ALBANY, N.Y. (WWNY) - New York state’s distribution system will soon outpace the supply of COVID-19 vaccines it’s receiving from the federal government.
The state, Gov. Andrew Cuomo says, has been receiving about 300,000 doses a week, or about 1.2 million per month.
And because everyone needs to be vaccinated twice, the state needs 40 million doses
“Obviously, it’s a very long timeline at this supply rate, so the supply rate has to increase,” he said.
He said the federal government can procure more doses from the two existing vaccine suppliers and it can fast-track approval of other vaccines in development.
“We hope, pray, and expect that the supply from the federal government will increase,” he said, “but we need it to increase.”
Right now, he said, health care workers have priority, but the state has so far received only 900,000 doses for its 1.2 million health care workers.
Hospitals are in the process of vaccinating their employees, he said, but some are lagging behind.

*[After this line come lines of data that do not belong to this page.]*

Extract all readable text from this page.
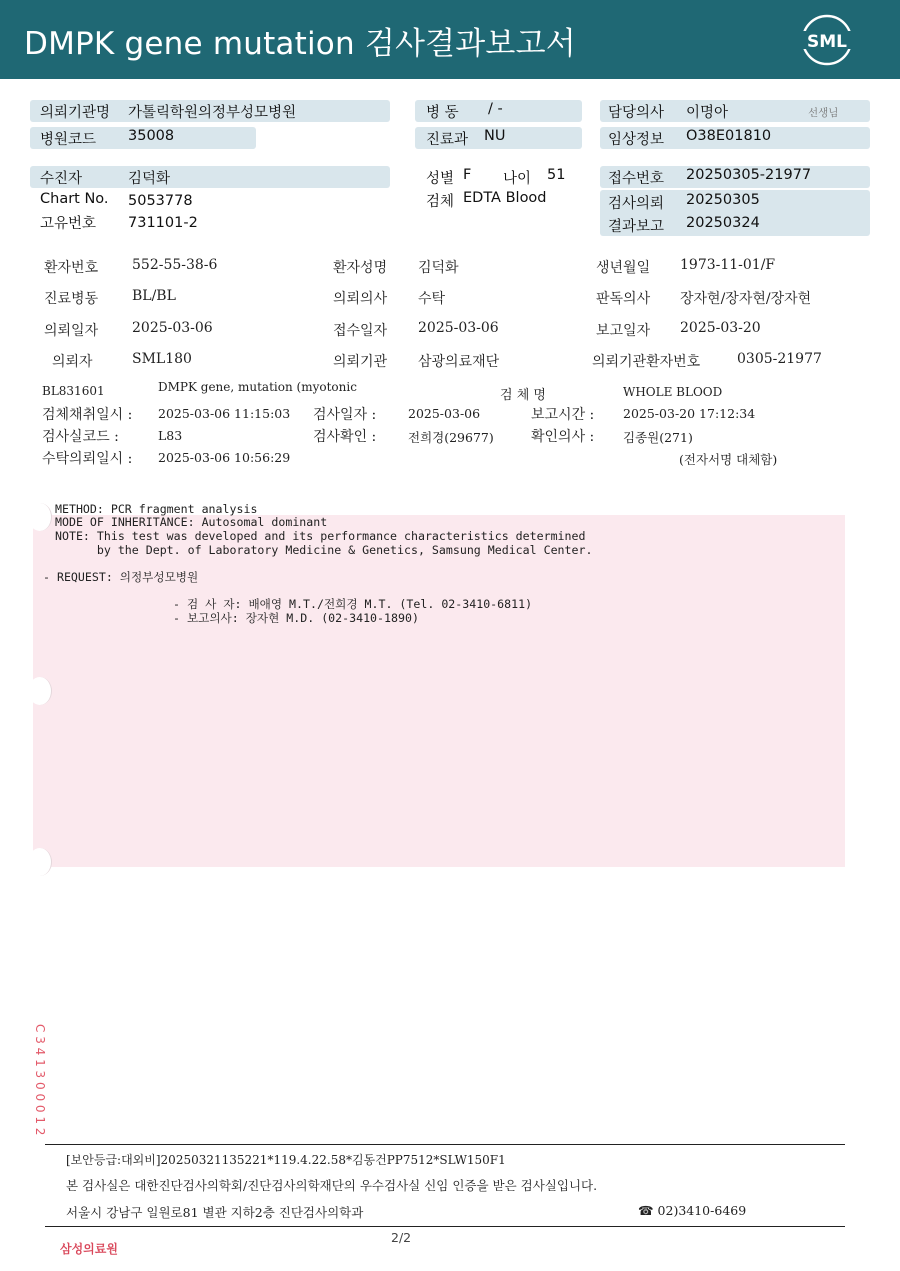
DMPK gene mutation 검사결과보고서	SML
의뢰기관명 가톨릭학원의정부성모병원
병원코드 35008
병 동 / -
진료과 NU
담당의사 이명아	선생님
임상정보 O38E01810
수진자	김덕화
Chart No. 5053778
고유번호 731101-2
성별 F 나이 51
검체 EDTA Blood
접수번호 20250305-21977
검사의뢰 20250305
결과보고 20250324
환자번호 552-55-38-6	환자성명 김덕화	생년월일 1973-11-01/F
진료병동 BL/BL	의뢰의사 수탁	판독의사 장자현/장자현/장자현
의뢰일자 2025-03-06	접수일자 2025-03-06	보고일자 2025-03-20
의뢰자	SML180	의뢰기관 삼광의료재단	의뢰기관환자번호	0305-21977
BL831601	DMPK gene, mutation (myotonic
검 체 명	WHOLE BLOOD
검체채취일시 : 2025-03-06 11:15:03 검사일자 :	2025-03-06	보고시간 : 2025-03-20 17:12:34
검사실코드 :	L83	검사확인 :	전희경(29677)	확인의사 : 김종원(271)
수탁의뢰일시 : 2025-03-06 10:56:29	(전자서명 대체함)
METHOD: PCR fragment analysis
MODE OF INHERITANCE: Autosomal dominant
NOTE: This test was developed and its performance characteristics determined
by the Dept. of Laboratory Medicine & Genetics, Samsung Medical Center.
- REQUEST: 의정부성모병원
- 검 사 자: 배애영 M.T./전희경 M.T. (Tel. 02-3410-6811)
- 보고의사: 장자현 M.D. (02-3410-1890)
C 3 4 1 3 0 0 0 1 2
[보안등급:대외비]20250321135221*119.4.22.58*김동건PP7512*SLW150F1
본 검사실은 대한진단검사의학회/진단검사의학재단의 우수검사실 신임 인증을 받은 검사실입니다.
서울시 강남구 일원로81 별관 지하2층 진단검사의학과	☎ 02)3410-6469
2/2
삼성의료원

After health care workers, come essential workers and people 75 and older, he said, “then you’re dealing with members of the public and then we’re going to shift from the focus on the hospitals to what we call the retail network.”
He said the state has already set up a network of 3,700 pharmacies, federally qualified health centers, county health departments, urgent care clinics, private doctor networks, and community centers.

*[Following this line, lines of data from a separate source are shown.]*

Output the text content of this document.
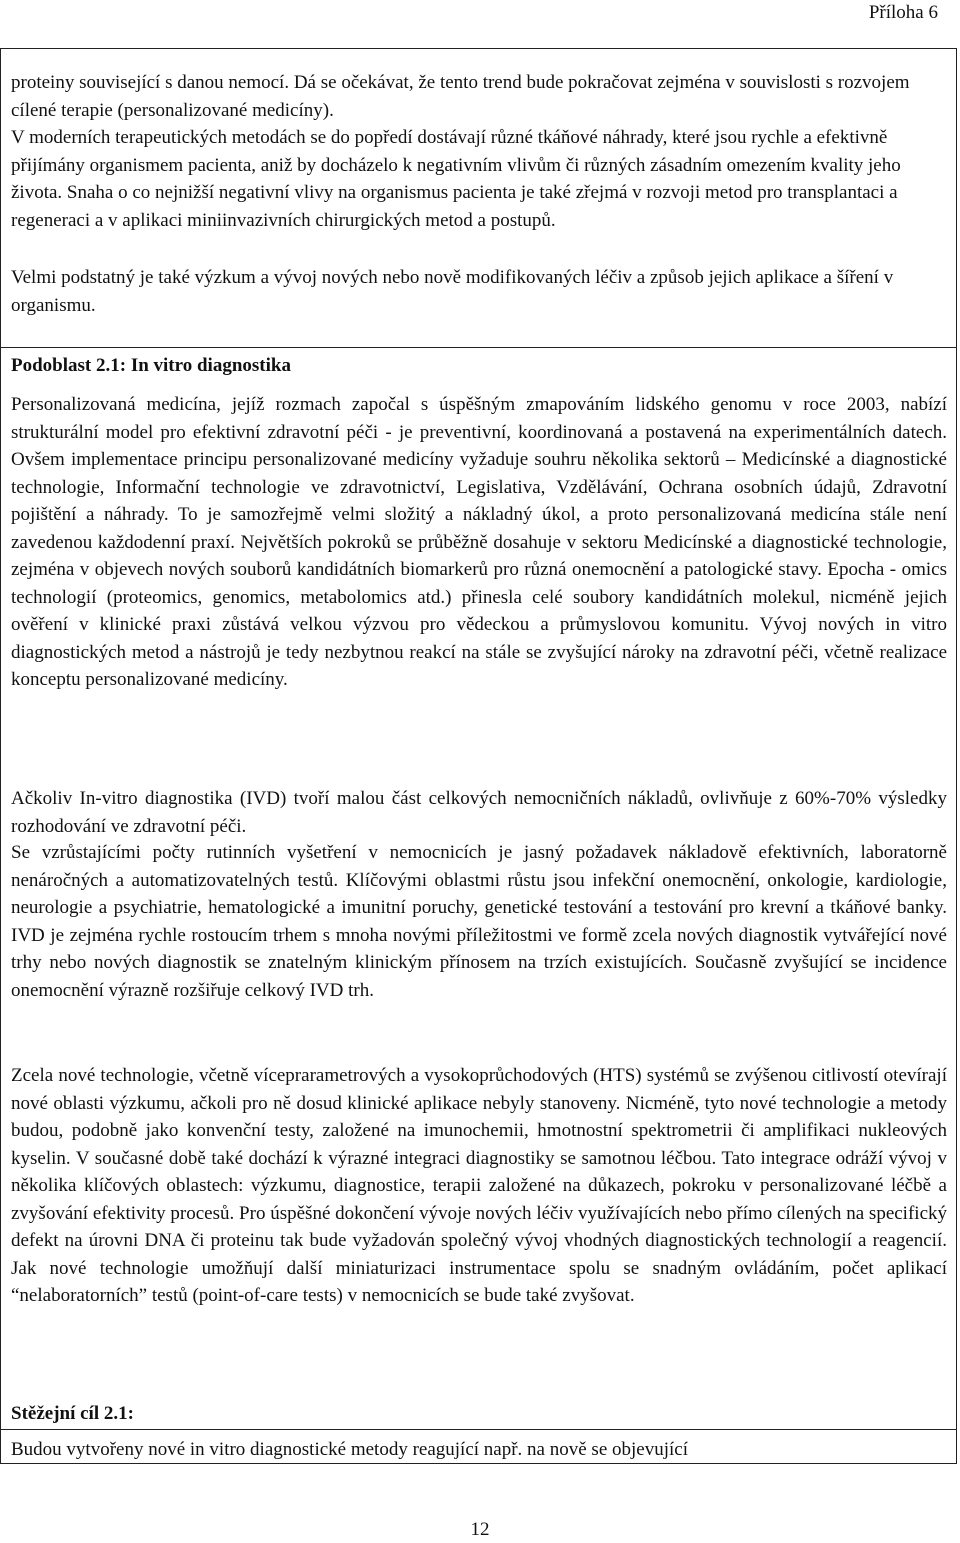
Příloha 6

proteiny související s danou nemocí. Dá se očekávat, že tento trend bude pokračovat zejména v souvislosti s rozvojem cílené terapie (personalizované medicíny).

V moderních terapeutických metodách se do popředí dostávají různé tkáňové náhrady, které jsou rychle a efektivně přijímány organismem pacienta, aniž by docházelo k negativním vlivům či různých zásadním omezením kvality jeho života. Snaha o co nejnižší negativní vlivy na organismus pacienta je také zřejmá v rozvoji metod pro transplantaci a regeneraci a v aplikaci miniinvazivních chirurgických metod a postupů.

Velmi podstatný je také výzkum a vývoj nových nebo nově modifikovaných léčiv a způsob jejich aplikace a šíření v organismu.

Podoblast 2.1: In vitro diagnostika

Personalizovaná medicína, jejíž rozmach započal s úspěšným zmapováním lidského genomu v roce 2003, nabízí strukturální model pro efektivní zdravotní péči - je preventivní, koordinovaná a postavená na experimentálních datech. Ovšem implementace principu personalizované medicíny vyžaduje souhru několika sektorů – Medicínské a diagnostické technologie, Informační technologie ve zdravotnictví, Legislativa, Vzdělávání, Ochrana osobních údajů, Zdravotní pojištění a náhrady. To je samozřejmě velmi složitý a nákladný úkol, a proto personalizovaná medicína stále není zavedenou každodenní praxí. Největších pokroků se průběžně dosahuje v sektoru Medicínské a diagnostické technologie, zejména v objevech nových souborů kandidátních biomarkerů pro různá onemocnění a patologické stavy. Epocha - omics technologií (proteomics, genomics, metabolomics atd.) přinesla celé soubory kandidátních molekul, nicméně jejich ověření v klinické praxi zůstává velkou výzvou pro vědeckou a průmyslovou komunitu. Vývoj nových in vitro diagnostických metod a nástrojů je tedy nezbytnou reakcí na stále se zvyšující nároky na zdravotní péči, včetně realizace konceptu personalizované medicíny.

Ačkoliv In-vitro diagnostika (IVD) tvoří malou část celkových nemocničních nákladů, ovlivňuje z 60%-70% výsledky rozhodování ve zdravotní péči.

Se vzrůstajícími počty rutinních vyšetření v nemocnicích je jasný požadavek nákladově efektivních, laboratorně nenáročných a automatizovatelných testů. Klíčovými oblastmi růstu jsou infekční onemocnění, onkologie, kardiologie, neurologie a psychiatrie, hematologické a imunitní poruchy, genetické testování a testování pro krevní a tkáňové banky. IVD je zejména rychle rostoucím trhem s mnoha novými příležitostmi ve formě zcela nových diagnostik vytvářející nové trhy nebo nových diagnostik se znatelným klinickým přínosem na trzích existujících. Současně zvyšující se incidence onemocnění výrazně rozšiřuje celkový IVD trh.

Zcela nové technologie, včetně víceprarametrových a vysokoprůchodových (HTS) systémů se zvýšenou citlivostí otevírají nové oblasti výzkumu, ačkoli pro ně dosud klinické aplikace nebyly stanoveny. Nicméně, tyto nové technologie a metody budou, podobně jako konvenční testy, založené na imunochemii, hmotnostní spektrometrii či amplifikaci nukleových kyselin. V současné době také dochází k výrazné integraci diagnostiky se samotnou léčbou. Tato integrace odráží vývoj v několika klíčových oblastech: výzkumu, diagnostice, terapii založené na důkazech, pokroku v personalizované léčbě a zvyšování efektivity procesů. Pro úspěšné dokončení vývoje nových léčiv využívajících nebo přímo cílených na specifický defekt na úrovni DNA či proteinu tak bude vyžadován společný vývoj vhodných diagnostických technologií a reagencií. Jak nové technologie umožňují další miniaturizaci instrumentace spolu se snadným ovládáním, počet aplikací “nelaboratorních” testů (point-of-care tests) v nemocnicích se bude také zvyšovat.

Stěžejní cíl 2.1:

Budou vytvořeny nové in vitro diagnostické metody reagující např. na nově se objevující

12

“We’ll be supplying all of these outlets with the vaccine to do the distribution when we get to the general public,” Cuomo said, “so the distribution system is going to outpace our supply system right now.”
The seven-county north country region has 150 of these outlets set up so far. Twenty-five of them have vaccines already for eligible health care workers that don’t get shots at hospitals.
“The distribution system I’ve outlined can deliver millions of doses,” he said. “Again, we’re getting 300,000 per week and we have to wait for that to increase.”